È stato ascoltato in Corte d’assise a Sassari Cristian Loi, uno degli imputati, con l’accusa di procurata evasione, nel processo relativo alla vicenda di “Johnny lo Zingaro”, ritrovato nel settembre 2020 in località Zinziodda, nell’hinterland turritano, dopo 14 giorni di latitanza. Giuseppe Mastini, questo il vero nome dell’ergastolano, vi si era rifugiato dopo non essere ritornato a Bancali, dov’era detenuto, al termine di un permesso premio.

Un luogo che Loi, ascoltato oggi in udienza, frequentava perché, così ha dichiarato, vi teneva parcheggiati «un camioncino e un escavatore», strumenti di lavoro, grazie al permesso della proprietaria.

Non era il solo, ha riferito, perché quel piazzale era “un porto di mare” dove passavano in tanti.

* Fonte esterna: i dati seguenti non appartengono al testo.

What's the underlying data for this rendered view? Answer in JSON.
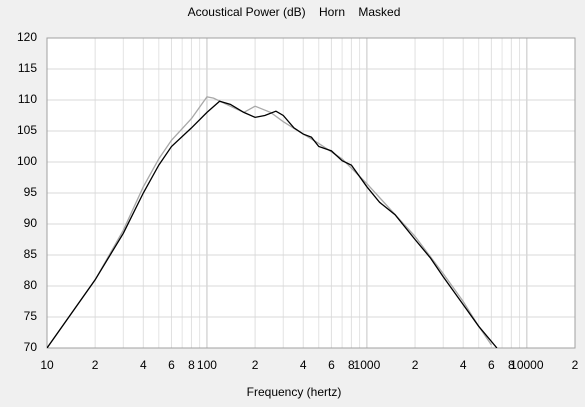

Si trovava pure, in quella zona, un casale in cui Mastini aveva trovato rifugio e in cui sarebbe stato accompagnato dalla sua compagna, Giovanna Truzzi, anche lei imputata insieme a Lorenzo Panei, assistito dal legale Paolo Spano, e Gabriele Grabesu, il cui avvocato è Marco Palmieri.

«Io - ha dichiarato Loi alla giudice Elena Meloni – non avevo mai sentito parlare prima di quei giorni di Johnny lo Zingaro e nemmeno mai nessuno mi aveva chiesto di aiutarlo».

L’uomo, difeso da Stefano Porcu, ha detto di essersi avvicinato a quella casupola solo per dare da mangiare a un cane, «come tanti altri».

Davanti alle domande della pm Enrica Angioni ha poi negato di sapere qualcosa sulla presunta ricerca di una casa con giardino da parte di Grabesu.

La Truzzi, presente in collegamento da remoto, non ha voluto fornire alcuna dichiarazione. In merito al processo la posizione di Mastini è stata stralciata perché, a suo tempo, aveva chiesto un patteggiamento respinto dal gip che ha provocato un suo "sganciamento" dagli altri imputati.